Marcher assis/dormir debout

Comme le dit Camus, si mal nommer les choses c’est ajouter au malheur du monde, alors y’a du tsunami dans l’air et de l’apocalypse dans les tuyaux, parce que question lexicologique c’est un beau merdier.

Je sais bien que nous vivons des temps confus mais quand même.

Si François Fion le néoconservateur à la cravate de notaire rebelle est le candidat de l’antisystème, si la candidature de Valls, vulgaire chef de rayon du conformisme libéral « est une révolte » et si le jeune postulant Macron tout exalté de sa première branlette électorale, a la Révolution ( patronale et bancaire ) en marche, on peut tout aussi bien nommer notre prochaine insurrection « stabilité monétaire » foutre le feu aux banques pour « rassurer les marchés » et basculer dans la subversion « libre et non faussée ».

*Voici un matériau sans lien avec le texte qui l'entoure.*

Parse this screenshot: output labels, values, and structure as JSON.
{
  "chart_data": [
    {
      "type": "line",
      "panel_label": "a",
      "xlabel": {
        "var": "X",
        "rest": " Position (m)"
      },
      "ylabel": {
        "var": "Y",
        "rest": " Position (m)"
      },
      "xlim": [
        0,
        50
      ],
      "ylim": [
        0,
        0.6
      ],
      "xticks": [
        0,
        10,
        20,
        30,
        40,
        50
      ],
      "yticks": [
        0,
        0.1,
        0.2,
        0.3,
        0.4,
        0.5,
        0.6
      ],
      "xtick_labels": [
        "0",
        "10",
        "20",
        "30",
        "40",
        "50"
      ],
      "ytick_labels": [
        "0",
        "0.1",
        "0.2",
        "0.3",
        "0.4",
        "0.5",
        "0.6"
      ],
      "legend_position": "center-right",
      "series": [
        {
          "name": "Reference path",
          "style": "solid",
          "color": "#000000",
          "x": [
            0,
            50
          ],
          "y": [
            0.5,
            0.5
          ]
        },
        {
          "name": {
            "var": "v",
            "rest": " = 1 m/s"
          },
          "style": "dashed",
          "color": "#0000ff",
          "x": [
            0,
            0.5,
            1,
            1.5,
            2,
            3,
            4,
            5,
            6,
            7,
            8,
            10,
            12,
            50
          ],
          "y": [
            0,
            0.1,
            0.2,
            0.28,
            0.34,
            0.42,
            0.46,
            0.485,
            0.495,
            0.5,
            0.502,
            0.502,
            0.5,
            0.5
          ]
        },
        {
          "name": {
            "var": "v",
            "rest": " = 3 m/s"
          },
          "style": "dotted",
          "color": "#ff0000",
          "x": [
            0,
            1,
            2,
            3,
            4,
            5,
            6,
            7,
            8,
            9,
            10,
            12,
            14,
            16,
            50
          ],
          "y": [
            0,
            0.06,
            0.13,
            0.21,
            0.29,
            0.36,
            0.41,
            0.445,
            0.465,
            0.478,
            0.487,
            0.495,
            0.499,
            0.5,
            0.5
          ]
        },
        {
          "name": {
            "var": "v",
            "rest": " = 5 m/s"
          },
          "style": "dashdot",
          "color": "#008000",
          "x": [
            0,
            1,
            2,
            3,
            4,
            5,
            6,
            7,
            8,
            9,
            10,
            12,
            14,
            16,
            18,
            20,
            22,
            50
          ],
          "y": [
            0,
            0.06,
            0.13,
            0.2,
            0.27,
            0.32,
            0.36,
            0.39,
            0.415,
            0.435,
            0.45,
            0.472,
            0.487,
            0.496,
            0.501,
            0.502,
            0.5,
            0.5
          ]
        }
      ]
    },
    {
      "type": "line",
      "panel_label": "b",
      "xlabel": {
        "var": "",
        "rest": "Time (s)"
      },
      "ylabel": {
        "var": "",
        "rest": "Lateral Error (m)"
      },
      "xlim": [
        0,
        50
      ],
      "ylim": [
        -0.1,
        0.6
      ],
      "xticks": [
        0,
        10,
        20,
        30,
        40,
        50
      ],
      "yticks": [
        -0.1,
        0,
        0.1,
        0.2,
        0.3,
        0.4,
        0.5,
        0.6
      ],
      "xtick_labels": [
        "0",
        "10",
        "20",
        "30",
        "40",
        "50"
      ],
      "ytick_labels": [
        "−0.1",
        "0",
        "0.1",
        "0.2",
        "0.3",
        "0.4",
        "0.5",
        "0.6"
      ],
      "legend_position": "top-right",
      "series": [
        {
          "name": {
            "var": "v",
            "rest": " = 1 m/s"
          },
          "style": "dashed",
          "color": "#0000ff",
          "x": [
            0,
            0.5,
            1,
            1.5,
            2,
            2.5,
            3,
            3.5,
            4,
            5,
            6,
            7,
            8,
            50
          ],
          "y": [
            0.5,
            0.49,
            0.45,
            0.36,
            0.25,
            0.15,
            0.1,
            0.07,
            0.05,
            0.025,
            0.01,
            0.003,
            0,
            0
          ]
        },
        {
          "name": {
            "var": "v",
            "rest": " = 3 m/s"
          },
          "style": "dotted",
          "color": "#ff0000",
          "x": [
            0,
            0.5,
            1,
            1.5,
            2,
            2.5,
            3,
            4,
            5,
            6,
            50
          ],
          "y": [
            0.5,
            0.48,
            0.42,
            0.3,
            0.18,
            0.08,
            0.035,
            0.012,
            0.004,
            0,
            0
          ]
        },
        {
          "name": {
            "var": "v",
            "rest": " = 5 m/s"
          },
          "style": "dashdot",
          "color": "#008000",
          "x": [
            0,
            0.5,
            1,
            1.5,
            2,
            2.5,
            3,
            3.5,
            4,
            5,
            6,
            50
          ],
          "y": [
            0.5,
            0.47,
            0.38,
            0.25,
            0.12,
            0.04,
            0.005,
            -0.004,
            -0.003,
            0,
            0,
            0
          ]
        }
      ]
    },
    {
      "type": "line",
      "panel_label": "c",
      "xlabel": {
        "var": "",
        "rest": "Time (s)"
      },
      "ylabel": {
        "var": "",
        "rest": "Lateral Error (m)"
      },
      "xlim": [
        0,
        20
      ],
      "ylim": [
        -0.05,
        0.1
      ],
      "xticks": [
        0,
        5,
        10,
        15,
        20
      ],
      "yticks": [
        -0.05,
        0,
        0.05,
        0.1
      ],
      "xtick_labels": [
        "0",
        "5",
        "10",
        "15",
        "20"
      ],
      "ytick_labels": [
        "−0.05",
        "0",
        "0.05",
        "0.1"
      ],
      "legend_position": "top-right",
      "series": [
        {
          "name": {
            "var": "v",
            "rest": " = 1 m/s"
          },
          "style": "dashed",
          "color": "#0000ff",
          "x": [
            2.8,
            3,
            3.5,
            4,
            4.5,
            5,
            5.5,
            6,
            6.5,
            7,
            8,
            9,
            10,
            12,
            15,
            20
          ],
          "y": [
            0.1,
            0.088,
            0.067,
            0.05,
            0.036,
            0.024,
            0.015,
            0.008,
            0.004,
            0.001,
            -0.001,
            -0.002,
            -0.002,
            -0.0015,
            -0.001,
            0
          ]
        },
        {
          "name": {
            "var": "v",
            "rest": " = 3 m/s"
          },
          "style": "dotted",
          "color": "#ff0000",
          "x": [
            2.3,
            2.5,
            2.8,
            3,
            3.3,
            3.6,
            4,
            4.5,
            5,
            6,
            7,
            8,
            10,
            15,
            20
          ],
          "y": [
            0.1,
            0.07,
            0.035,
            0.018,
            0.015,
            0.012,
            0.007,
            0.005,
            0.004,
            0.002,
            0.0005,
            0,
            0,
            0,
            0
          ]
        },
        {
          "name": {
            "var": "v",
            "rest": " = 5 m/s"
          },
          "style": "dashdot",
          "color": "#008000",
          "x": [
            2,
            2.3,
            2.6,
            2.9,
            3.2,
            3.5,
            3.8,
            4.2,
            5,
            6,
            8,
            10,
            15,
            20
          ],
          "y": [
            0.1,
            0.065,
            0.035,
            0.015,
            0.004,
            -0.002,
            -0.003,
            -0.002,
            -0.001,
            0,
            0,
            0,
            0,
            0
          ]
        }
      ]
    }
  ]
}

Parce qu’à ce point de bordel linguistique et de triangulation foutraque, y’a plus de raison d’appeler un chat un chat et un premier d’la classe trentenaire qui fait peur à l’avenir, un jeune.

D’ailleurs, « Le mot d’état d’urgence étant anxiogène : il faut inventer un état de haute sécurité qui rassure » @vpecresse #BourdinDirect.

– Etat de lévitation molletonnée – je propose.

Il va falloir très vite intégrer si on veut un peu suivre, qu’être le cul sur une chaise c’est être en marche, que libérer la France par le travail n’est pas seulement un sinistre slogan nazi mais un cri de ralliement de l’avant garde HEC, qu’il faut outrer pour ne rien changer, hurler moderne pour ne rien dire, briser les tabous pour mieux péter à table et que Jean-Marine Lepen fait dans le social.

Bref, réciter le catéchisme officiel pour être original.

L’anticonformisme de pacotille sentant la conformation à plein nez, la pensée intestinale étant tendance, mieux vaut lire entre les lignes et choisir de vrais pivots du système capitaliste, Poutou, Arthaud..pour avoir une chance encore d’être autrement insolent.

Le système étant antisystème, forcément l’antisystème devient système et vice versa. faut suivre !

A force de ne pas défendre nos valeurs, de s’excuser du moindre pet idéologique de travers et d’intérioriser notre défaite historique, voilà qu’on nous confisque les mots, liberté, réforme, républicain, laïcité…et qu’on se retrouve conservateurs, archaïques, assistés, rétrogrades, tout juste bon à picoler son RSA et à polluer la planète avec sa vieille bagnole pourrie.

Fumier de pauvre.

Car oui, être de cette fange réactionnaire doit faire des vacances, tout est simple dans ce monde d’arrogance aux trois idées moisies. Si le monde va mal c’est la faute au pauvre qui vole à rien foutre le pognon des milliardaires qui s’épuisent dans les mines à dividendes – «La vie d’un entrepreneur (étant) plus dure que celle d’un salarié» Oui la faute à ces rentiers du smic qui font rien qu’à coûter cher du conquis de l’acquis social qui pue des pieds.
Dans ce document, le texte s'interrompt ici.